After re-attempting the failed Job it returns error Message Below: Unknown error occurred in Job Deployment for jobName: f0a7bebe-6928-44cf-97c5-b2506556a859

Could I get insight and advice on what could be the issue? i have also looked at our dataset and the data from our document extracted text is OK.

I have also attached log data of the Pipeline run with the failed result and the failed re-attempted run.
Processing: 1-58842a6e-3739-415e-b36f-5ffc2621e1ed_Out of Memory Exception_.log…
Processing: 2-f0a7bebe-6928-44cf-97c5-b2506556a859 Unexpected Error-Re-attempted Run.log…
1-58842a6e-3739-415e-b36f-5ffc2621e1ed_Out of Memory Exception.txt (4.6 KB)
2-f0a7bebe-6928-44cf-97c5-b2506556a859 Unexpected Error-Re-attempted Run.txt (12.6 KB)

Hi @Mgevisa_Khoza

What model are you using for this? Is this one of the OOB model?
Are you trying to train with or without GPU?

Jeremy

Hi @Jeremy_Tederry Thanks for the feedback in such short notice.

We are using an Out Of Box training model: Document Classifier.

image

We have been training and doing evaluation pipeline runs for close to 3 months now using this package successfully.

We are not running a GPU. We are using 4 AI Robots which are CPU limited.

I know that an Ai robot is able to run 2 separate ML skills simultaneously however is it possible to get the AI robots to train the pipeline at the same time as well?

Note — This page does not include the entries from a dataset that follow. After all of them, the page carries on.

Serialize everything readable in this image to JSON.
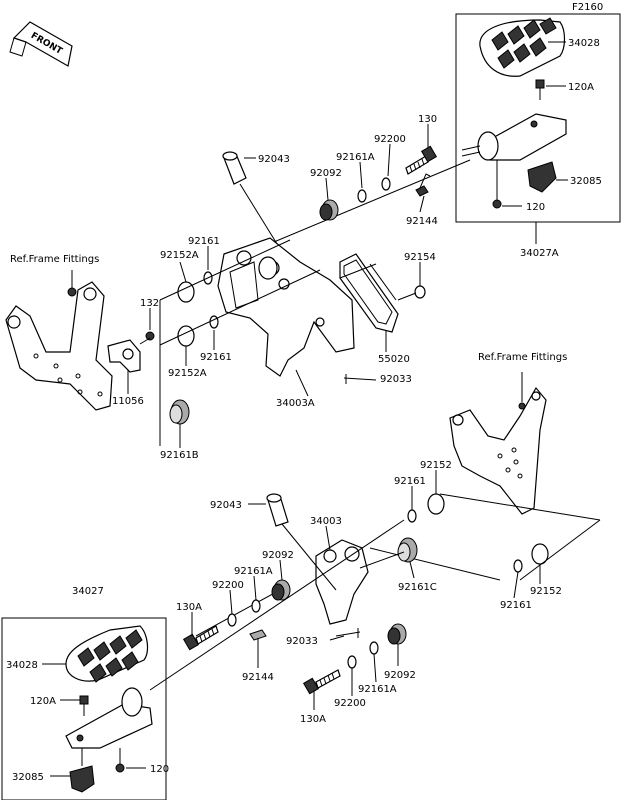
{
  "figure_code": "F2160",
  "front_label": "FRONT",
  "ref_label_left": "Ref.Frame Fittings",
  "ref_label_right": "Ref.Frame Fittings",
  "labels": {
    "a34028_top": "34028",
    "a120A_top": "120A",
    "a130_top": "130",
    "a92200_top": "92200",
    "a92161A_top": "92161A",
    "a92092_top": "92092",
    "a92043_top": "92043",
    "a32085_top": "32085",
    "a120_top": "120",
    "a92144_top": "92144",
    "a34027A": "34027A",
    "a92161_top": "92161",
    "a92152A_top": "92152A",
    "a92154": "92154",
    "a132": "132",
    "a92161_mid": "92161",
    "a92152A_mid": "92152A",
    "a55020": "55020",
    "a11056": "11056",
    "a92033_top": "92033",
    "a34003A": "34003A",
    "a92161B": "92161B",
    "a92152_upper": "92152",
    "a92161_right_upper": "92161",
    "a92043_bot": "92043",
    "a34003": "34003",
    "a92092_bot_upper": "92092",
    "a92161A_bot_upper": "92161A",
    "a92200_bot_upper": "92200",
    "a130A_upper": "130A",
    "a92161C": "92161C",
    "a92152_lower": "92152",
    "a92161_right_lower": "92161",
    "a92033_bot": "92033",
    "a34027": "34027",
    "a34028_bot": "34028",
    "a92144_bot": "92144",
    "a92092_bot_lower": "92092",
    "a92161A_bot_lower": "92161A",
    "a120A_bot": "120A",
    "a92200_bot_lower": "92200",
    "a130A_lower": "130A",
    "a120_bot": "120",
    "a32085_bot": "32085"
  }
}
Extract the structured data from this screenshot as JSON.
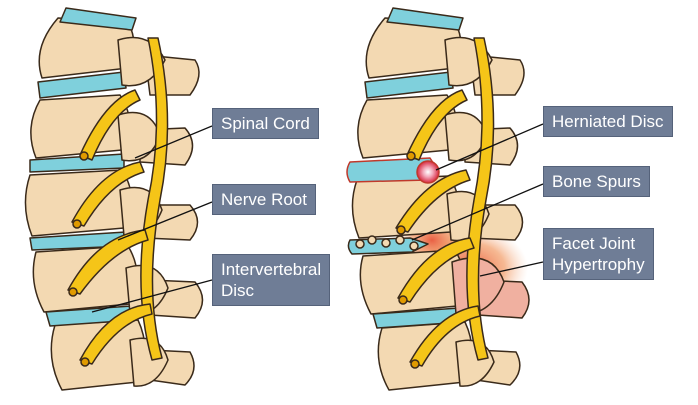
{
  "colors": {
    "bone_fill": "#f3d9b2",
    "bone_outline": "#3a2a1a",
    "disc_fill": "#7fd0dc",
    "nerve_fill": "#f5c518",
    "label_bg": "#6f7d96",
    "inflammation": "#e8573a"
  },
  "healthy_labels": [
    {
      "lines": [
        "Spinal Cord"
      ]
    },
    {
      "lines": [
        "Nerve Root"
      ]
    },
    {
      "lines": [
        "Intervertebral",
        "Disc"
      ]
    }
  ],
  "degenerated_labels": [
    {
      "lines": [
        "Herniated Disc"
      ]
    },
    {
      "lines": [
        "Bone Spurs"
      ]
    },
    {
      "lines": [
        "Facet Joint",
        "Hypertrophy"
      ]
    }
  ]
}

I hope the information provided is adequate for you to provide a possible answer to our problem.

Hi @Mgevisa_Khoza

Are you On prem or on SaaS AI Center?
One AI Robot is either serving skills or training a pipeline it can’t do both at same time but the error that you get is not a license error it’s an hardware (RAM) error o it hsouldn’t be the issue here.

@alexcabuz any idea here?

Hi @Jeremy_Tederry, we using Orchestrator Cloud.

The current set-up is that one robot is doing the pipeline training as it is scheduled to run.